European Central Banks Connect to T+207.08.2013
Four central banks that manage the single Eurosystem platform for the settlement of large-value payments and securities transactions have built an intelligent network infrastructure to monitor and manage the data traffic, providing a single virtual infrastructure to support the geographical distribution of vital applications for the European financial system.
Colt, in partnership with SIA, announced that it won the tender issued by DeutscheBundesbank, on behalf of Banca d’Italia, Banque de France and Banco de España (the 4CB), to create and deliver the network infrastructure.
The 4-CentralBank-Network (4CBNet) will provide a high-speed backbone (10 Gigabits) ensuring continuity of information flows for the four central banks, preserving integrity and confidentiality. These capabilities enable the synchronization of the four central banks’ data centers.
“We are pleased to add another piece to the pan-European-wide project that we are building together with SIA,” said Hugh Cumberland, solution manager, financial services sector at Colt. “The T2S project, of which the network 4CBNet is part, requires specific skills in terms of technology, integration and support services that Colt, as the information delivery platform, guarantees.”
The new network infrastructure 4CBNet will be ready by September 2013.
TARGET2, the platform of payments in Euro for the real-time settlement of high-value transactions in central bank money, is already in live use. TARGET2-Securities, the single European platform for the settlement of domestic and cross-border securities transactions, will go-live in 2015.
TARGET2 and TARGET2-Securities (T2S) are part of the initiatives for the creation of the single European market after the Euro, SEPA (Single Euro Payments Area) and PSD (Payment Services Directive). According to estimates by the European Central Bank, TARGET2-Securities will process a daily average of over 1 million securities transactions, as well as contributing to significant cost reduction of cross-border settlements.
At the Moscow Exchange, activation of T+2 in March this year required ARQA Technologies, a provider of automation of operations in Russian financial markets, to modify significantly its software solutions for keeping client positions with deferred settlement.

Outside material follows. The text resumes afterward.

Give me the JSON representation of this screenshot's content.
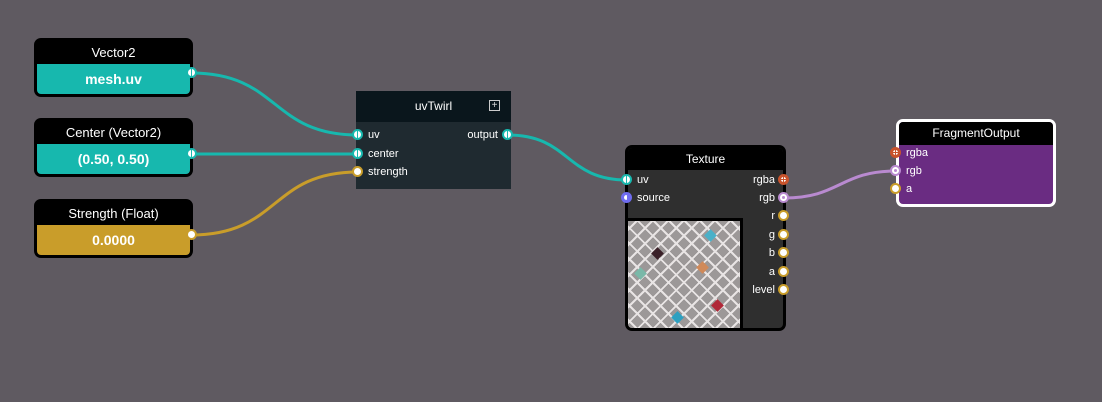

A new limitation scheme of keeping a client position for different settlement dates was added to QUIK platform’s main functionality. The scheme allows keeping client obligations for different settlement dates – T0, T1 and T2, as well as building a planned position for these settlement dates and considering operations in different trading modes separately for one client account.
“We have always worked in close collaboration with the Moscow Exchange,” said Yury Voronov, CEO of ARQA Technologies. “And we are doing our best to make sure our clients are equipped with effective solutions to catch new trading opportunities provided by the exchange.”